Réu acusado de matar ex-esposa com cinco tiros vai a júri

Da Redação

Está marcado para esta quinta-feira (10), às 8 horas, na 1ª Vara do Tribunal do Júri de Campo Grande, o julgamento do réu E.S., denunciado nos artigos 121, §2º, incisos I e IV (homicídio qualificado torpe com recurso que dificultou a defesa da vítima) e 121, §2º, incisos I e IV, c/c o artigo 14, inciso II (tentativa de homicídio qualificado por motivo torpe com recurso que dificultou a defesa da vítima), ambos do Código Penal.

Consta na denúncia que no dia 17 de novembro de 2011, na Rua Conde de Pinhal, localizada no bairro Alves Pereira, o réu matou a tiros de arma de fogo a vítima Patrícia de Oliveira Andrade, além de atirar e causar ferimentos na irmã da vítima, S. da S.A.

De acordo com os autos, o denunciado conviveu como cônjuge da primeira vítima por aproximadamente sete anos, sendo que, antes do crime, Patrícia havia terminado o relacionamento com E.S., que não aceitou o fim do mesmo.

Assim, o réu passou a ameaçar Patrícia de morte constantemente, que foi até a Delegacia de Polícia registrar um Boletim de Ocorrência contra o denunciado em razão das ameaças, na data de 16 de novembro de 2011.

No entanto, no dia do ocorrido, a vítima, em companhia de sua irmã, S. da S.A., voltavam de uma sorveteria próxima a sua residência, quando o réu, pilotando uma motocicleta, parou o veículo em frente a motocicleta das vítimas, fazendo-as parar.
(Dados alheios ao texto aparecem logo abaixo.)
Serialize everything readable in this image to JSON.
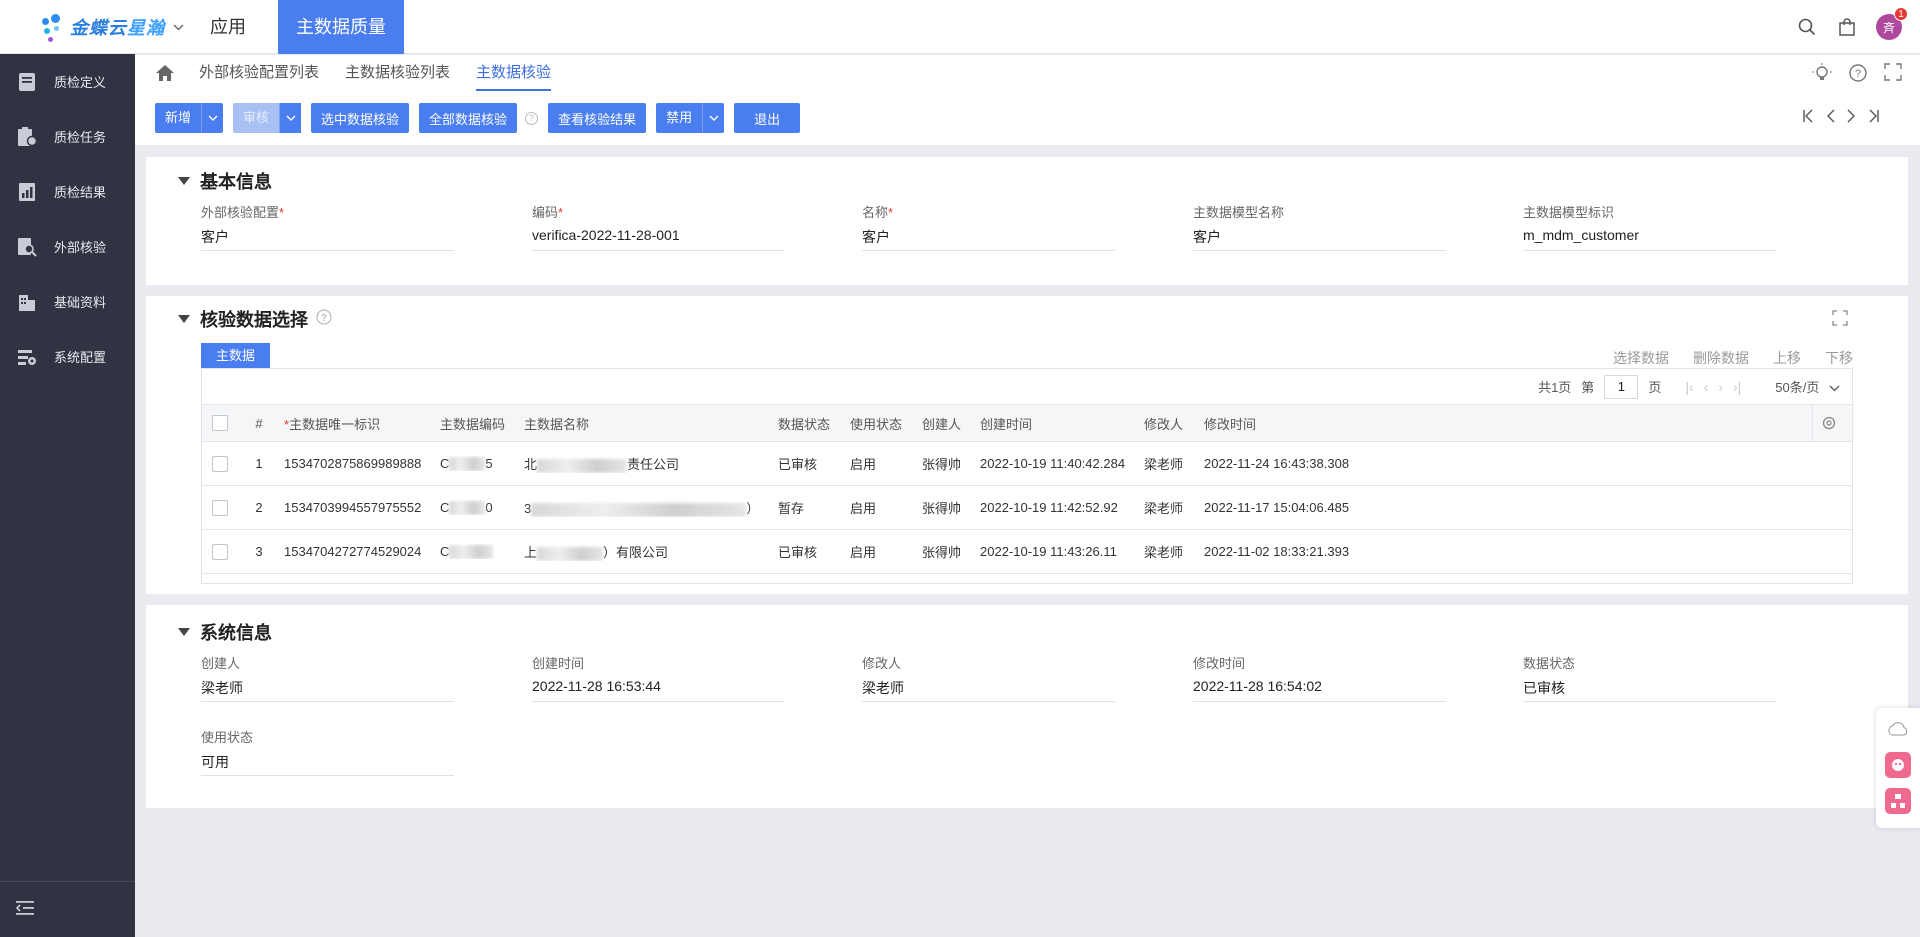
{
  "header": {
    "logo_text": "金蝶云",
    "logo_sub": "星瀚",
    "app_label": "应用",
    "active_module": "主数据质量",
    "avatar_text": "斉",
    "notification_count": "1"
  },
  "sidebar": {
    "items": [
      {
        "label": "质检定义",
        "icon": "book-icon"
      },
      {
        "label": "质检任务",
        "icon": "task-icon"
      },
      {
        "label": "质检结果",
        "icon": "report-icon"
      },
      {
        "label": "外部核验",
        "icon": "search-doc-icon"
      },
      {
        "label": "基础资料",
        "icon": "building-icon"
      },
      {
        "label": "系统配置",
        "icon": "settings-icon"
      }
    ]
  },
  "tabs": [
    "外部核验配置列表",
    "主数据核验列表",
    "主数据核验"
  ],
  "toolbar": {
    "new_label": "新增",
    "audit_label": "审核",
    "check_selected_label": "选中数据核验",
    "check_all_label": "全部数据核验",
    "view_result_label": "查看核验结果",
    "disable_label": "禁用",
    "exit_label": "退出"
  },
  "basic": {
    "title": "基本信息",
    "fields": [
      {
        "label": "外部核验配置",
        "required": true,
        "value": "客户"
      },
      {
        "label": "编码",
        "required": true,
        "value": "verifica-2022-11-28-001"
      },
      {
        "label": "名称",
        "required": true,
        "value": "客户"
      },
      {
        "label": "主数据模型名称",
        "required": false,
        "value": "客户"
      },
      {
        "label": "主数据模型标识",
        "required": false,
        "value": "m_mdm_customer"
      }
    ]
  },
  "verify": {
    "title": "核验数据选择",
    "subtab": "主数据",
    "actions": [
      "选择数据",
      "删除数据",
      "上移",
      "下移"
    ],
    "pager": {
      "total": "共1页",
      "page_prefix": "第",
      "page": "1",
      "page_suffix": "页",
      "page_size": "50条/页"
    },
    "columns": [
      "#",
      "主数据唯一标识",
      "主数据编码",
      "主数据名称",
      "数据状态",
      "使用状态",
      "创建人",
      "创建时间",
      "修改人",
      "修改时间"
    ],
    "rows": [
      {
        "no": "1",
        "id": "1534702875869989888",
        "code_tail": "5",
        "name_head": "北",
        "name_tail": "责任公司",
        "status": "已审核",
        "use": "启用",
        "creator": "张得帅",
        "created": "2022-10-19 11:40:42.284",
        "modifier": "梁老师",
        "modified": "2022-11-24 16:43:38.308"
      },
      {
        "no": "2",
        "id": "1534703994557975552",
        "code_tail": "0",
        "name_head": "3",
        "name_tail": "）",
        "status": "暂存",
        "use": "启用",
        "creator": "张得帅",
        "created": "2022-10-19 11:42:52.92",
        "modifier": "梁老师",
        "modified": "2022-11-17 15:04:06.485"
      },
      {
        "no": "3",
        "id": "1534704272774529024",
        "code_tail": "",
        "name_head": "上",
        "name_tail": "）有限公司",
        "status": "已审核",
        "use": "启用",
        "creator": "张得帅",
        "created": "2022-10-19 11:43:26.11",
        "modifier": "梁老师",
        "modified": "2022-11-02 18:33:21.393"
      }
    ]
  },
  "system": {
    "title": "系统信息",
    "fields": [
      {
        "label": "创建人",
        "value": "梁老师"
      },
      {
        "label": "创建时间",
        "value": "2022-11-28 16:53:44"
      },
      {
        "label": "修改人",
        "value": "梁老师"
      },
      {
        "label": "修改时间",
        "value": "2022-11-28 16:54:02"
      },
      {
        "label": "数据状态",
        "value": "已审核"
      },
      {
        "label": "使用状态",
        "value": "可用"
      }
    ]
  },
  "colors": {
    "primary": "#4a7ef0",
    "sidebar_bg": "#2f3342",
    "required": "#e8382f"
  }
}
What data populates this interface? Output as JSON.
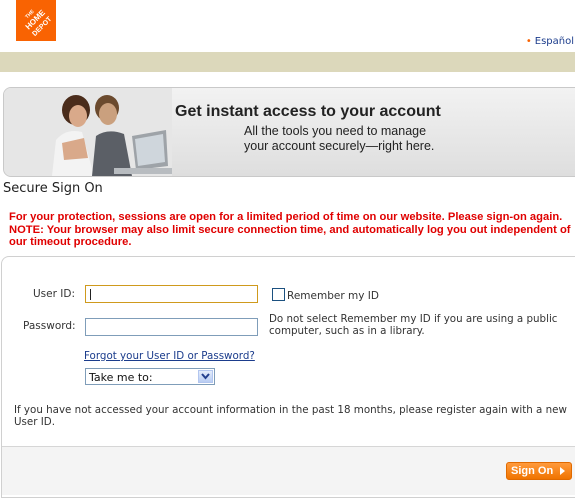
{
  "header": {
    "logo_text": "THE HOME DEPOT",
    "language_link": "Español"
  },
  "banner": {
    "title": "Get instant access to your account",
    "subtitle_line1": "All the tools you need to manage",
    "subtitle_line2": "your account securely—right here."
  },
  "signon": {
    "section_title": "Secure Sign On",
    "warning_text": "For your protection, sessions are open for a limited period of time on our website. Please sign-on again. NOTE: Your browser may also limit secure connection time, and automatically log you out independent of our timeout procedure.",
    "user_id_label": "User ID:",
    "user_id_value": "",
    "password_label": "Password:",
    "password_value": "",
    "remember_label": "Remember my ID",
    "remember_checked": false,
    "remember_note": "Do not select Remember my ID if you are using a public computer, such as in a library.",
    "forgot_link": "Forgot your User ID or Password?",
    "take_me_to": "Take me to:",
    "register_note": "If you have not accessed your account information in the past 18 months, please register again with a new User ID.",
    "signon_button": "Sign On"
  },
  "colors": {
    "brand_orange": "#f96302",
    "warning_red": "#e00000",
    "link_blue": "#1b3c8c",
    "tan_bar": "#dcd8bb"
  }
}
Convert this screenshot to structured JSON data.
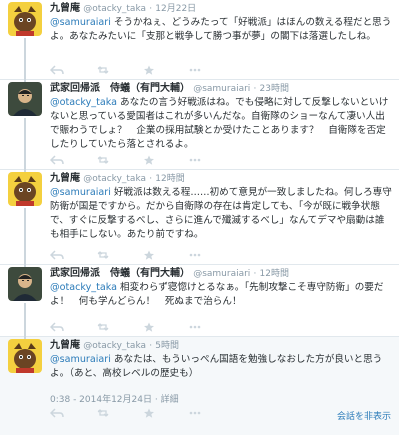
{
  "tweets": [
    {
      "name": "九曾庵",
      "screen": "@otacky_taka",
      "time": "12月22日",
      "mention": "@samuraiari",
      "text": " そうかねぇ、どうみたって「好戦派」はほんの数える程だと思うよ。あなたみたいに「支那と戦争して勝つ事が夢」の閣下は落選したしね。"
    },
    {
      "name": "武家回帰派　侍蟻（有門大輔）",
      "screen": "@samuraiari",
      "time": "23時間",
      "mention": "@otacky_taka",
      "text": " あなたの言う好戦派はね。でも侵略に対して反撃しないといけないと思っている愛国者はこれが多いんだな。自衛隊のショーなんて凄い人出で賑わうでしょ？　企業の採用試験とか受けたことあります？　自衛隊を否定したりしていたら落とされるよ。"
    },
    {
      "name": "九曾庵",
      "screen": "@otacky_taka",
      "time": "12時間",
      "mention": "@samuraiari",
      "text": " 好戦派は数える程……初めて意見が一致しましたね。何しろ専守防衛が国是ですから。だから自衛隊の存在は肯定しても、「今が既に戦争状態で、すぐに反撃するべし、さらに進んで殲滅するべし」なんてデマや扇動は誰も相手にしない。あたり前ですね。"
    },
    {
      "name": "武家回帰派　侍蟻（有門大輔）",
      "screen": "@samuraiari",
      "time": "12時間",
      "mention": "@otacky_taka",
      "text": " 相変わらず寝惚けとるなぁ。「先制攻撃こそ専守防衛」の要だよ！　何も学んどらん！　死ぬまで治らん！"
    },
    {
      "name": "九曾庵",
      "screen": "@otacky_taka",
      "time": "5時間",
      "mention": "@samuraiari",
      "text": " あなたは、もういっぺん国語を勉強しなおした方が良いと思うよ。（あと、高校レベルの歴史も）"
    }
  ],
  "footer": {
    "timestamp": "0:38 - 2014年12月24日",
    "detail": "詳細",
    "hide_link": "会話を非表示"
  },
  "icons": [
    "reply-icon",
    "retweet-icon",
    "favorite-icon",
    "more-icon"
  ],
  "colors": {
    "link": "#2b7bb9",
    "meta": "#8899a6",
    "text": "#292f33"
  }
}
Neste momento, E.S. sacou uma arma de fogo e efetuou um disparo em direção à cabeça de S. da S. A., mas o projétil não atravessou o capacete que ela estava usando. Com isso, as vítimas se desequilibraram da motocicleta, que caiu ao chão, momento em que a irmã de Patrícia fingiu desmaiar.

Ainda segundo a denúncia, o réu teria efetuado cinco disparos contra sua ex-companheira e, antes de fugir do local, se aproximou da vítima, tirou seu capacete, deu um beijo e disse: “Não vou lhe matar, eu te amo”. Desse modo, o réu E.S. foi pronunciado por tentativa de homicídio contra S. da S.A. por motivo torpe, isto é, como vingança por ela ter apoiado Patrícia na decisão de terminar o relacionamento amoroso com ele e com recurso que dificultou a defesa da vítima. Além disso, ele será submetido a júri popular pela acusação do homicídio de Patrícia por motivo torpe e com recurso que dificultou a defesa da vítima.